This Is Not a Sign

It’s the end of a 14 hour day and I stare at the two things left on my calendar: blog and novel. For a moment, my throat catches. I’ve put writing last, well past my hour of fatigue, and here–at Interlochen Center for the Arts–of all places. But I can’t despair just yet. I have, after all, barely come off an incredible wedding weekend and a bit of packing and travel before that. Not to mention a few book events.

But still…I have never been the person that talks about writing, the never writes. I have always been the writer who writes. After my fellowship at Randolph College, I forced myself to put the first draft of the novel in a drawer. A hard but probably wise decision–and not based on any wisdom I gained by experience, rather, by asking my respected mentors what they did in the early stages of their novels (and most importantly, what they wish they’d done differently). All along, I knew I wanted my arrival at Interlochen to coincide with pulling that novel back out again and looking at it with fresh eyes. My first full day here, I was able to get through a few pages. The next morning, I got through a few more. But then I didn’t touch it for the rest of the Writer’s Retreat…and now, days later, I’m no further along.

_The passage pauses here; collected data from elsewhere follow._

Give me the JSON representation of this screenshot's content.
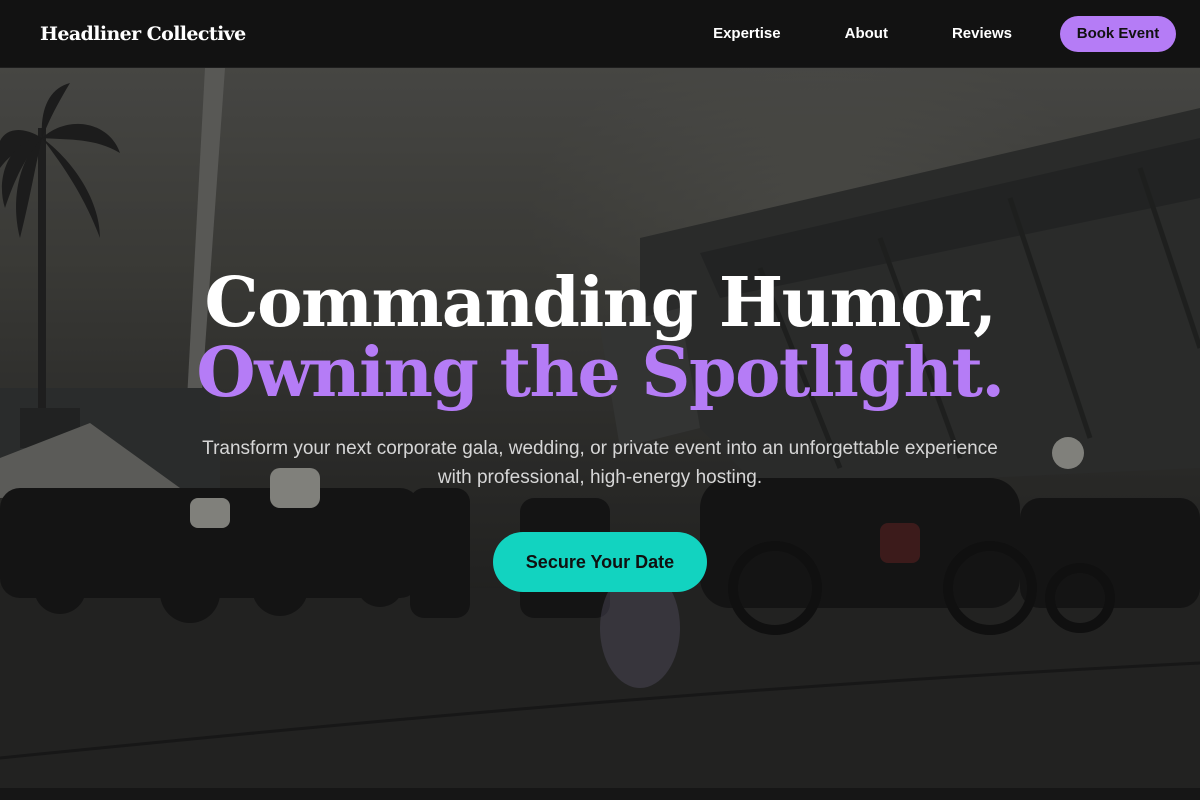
{
  "nav": {
    "brand": "Headliner Collective",
    "links": [
      {
        "label": "Expertise"
      },
      {
        "label": "About"
      },
      {
        "label": "Reviews"
      }
    ],
    "cta_label": "Book Event"
  },
  "hero": {
    "headline_line1": "Commanding Humor,",
    "headline_line2": "Owning the Spotlight.",
    "subtext": "Transform your next corporate gala, wedding, or private event into an unforgettable experience with professional, high-energy hosting.",
    "cta_label": "Secure Your Date",
    "background_image": "stadium-motorcycles-photo"
  },
  "colors": {
    "accent_purple": "#b57cf6",
    "accent_teal": "#12d3c0",
    "nav_background": "#121212"
  }
}
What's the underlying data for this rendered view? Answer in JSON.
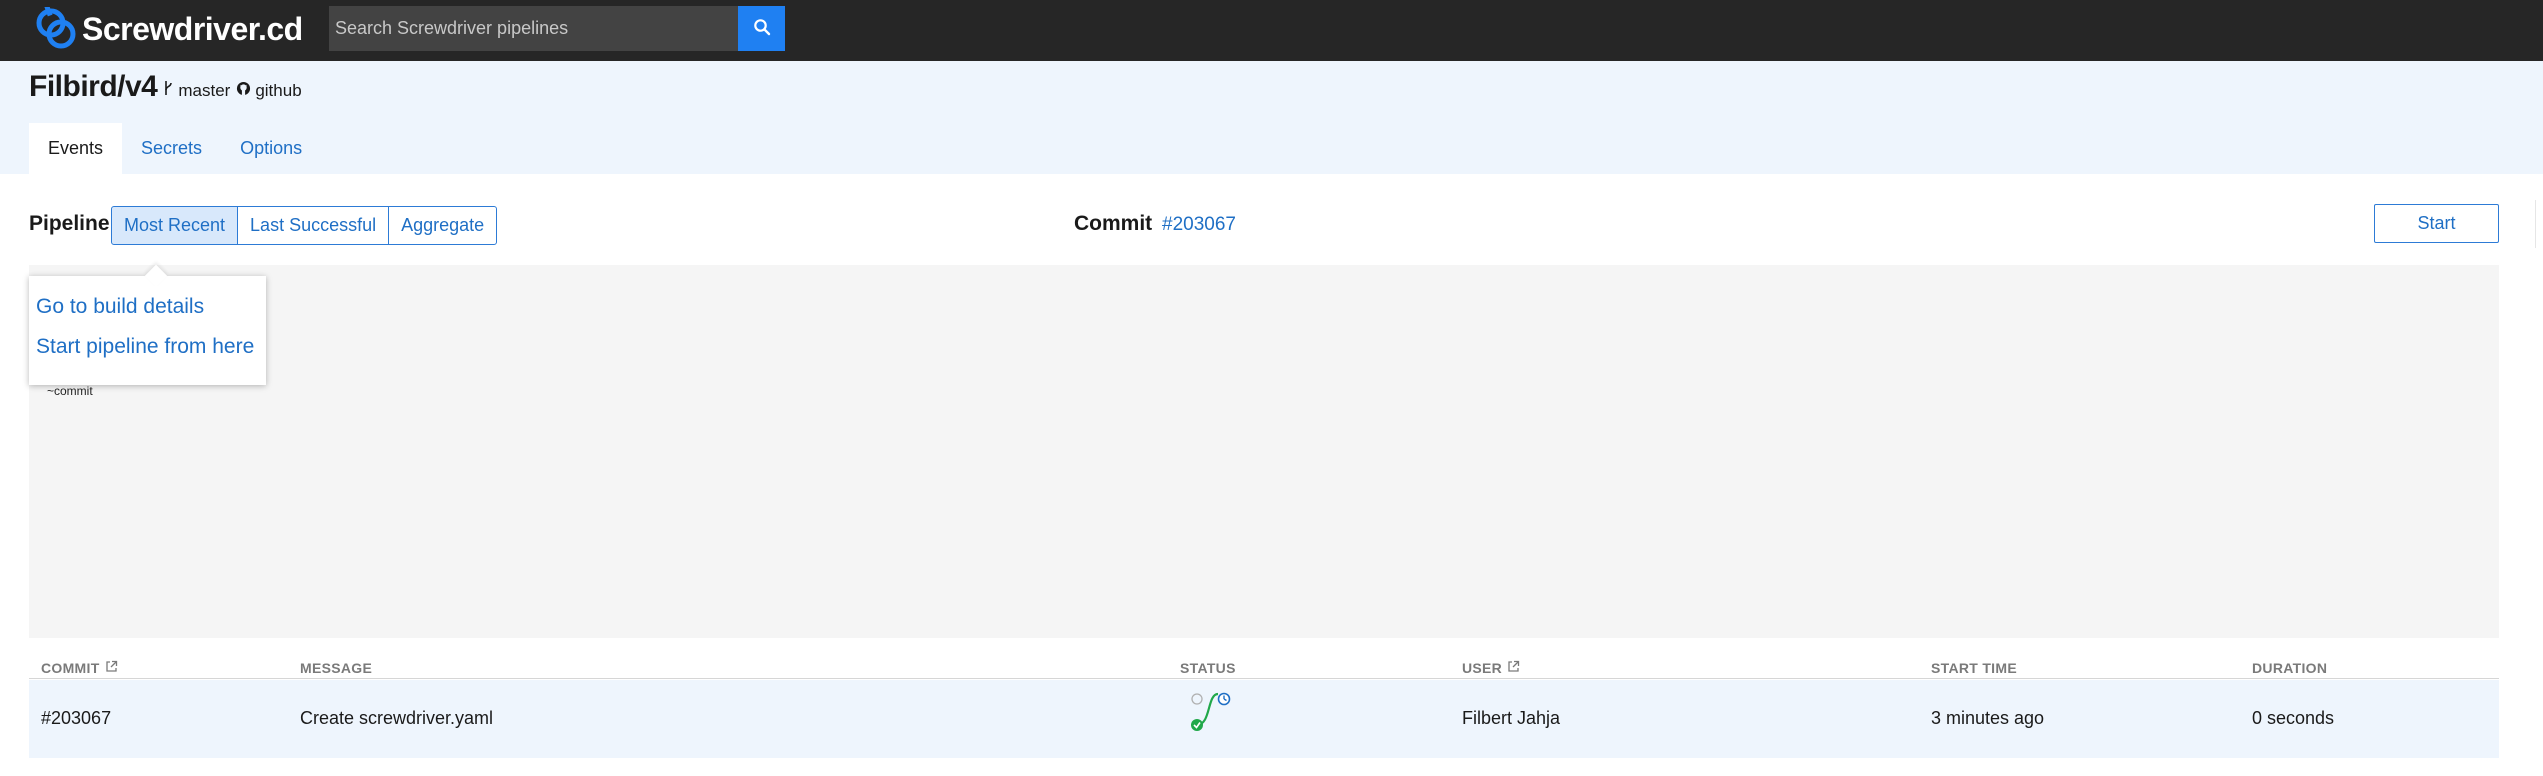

To be certain, I have kept plenty busy this first week and a half here. The Writer’s Retreat ran smoothly and my first two days of teen classes feel solid. But my time is limited–just 8 weeks total up here in the North Country. There is good writing energy and history for me in this place. The chair and room I’m typing in now, after all, were the exact place I sat 10 months ago when my acceptance letter for Flashes of War arrived. And last week in Frohlich Lodge, I slept in the same bed I was sitting in when an email from my #1 NYC agent pick came in, encouraging me to write a novel. Across the way sits the cabin I began my war research in, three and a half years ago. Last but not least, in the driveway sits THE CLAW, the very symbol of this whole adventure of the writing life.

Today’s failure is not a sign. It is merely a momentary reality. Tomorrow is another day with more openings, and I can’t help but insist that by the end of this week (which will make 17 straight days of travel, directing, teaching, and events), my fingers will be on those drafted pages. With any luck, my heart will be rested and open enough to take another stab. I can’t imagine having it any other way.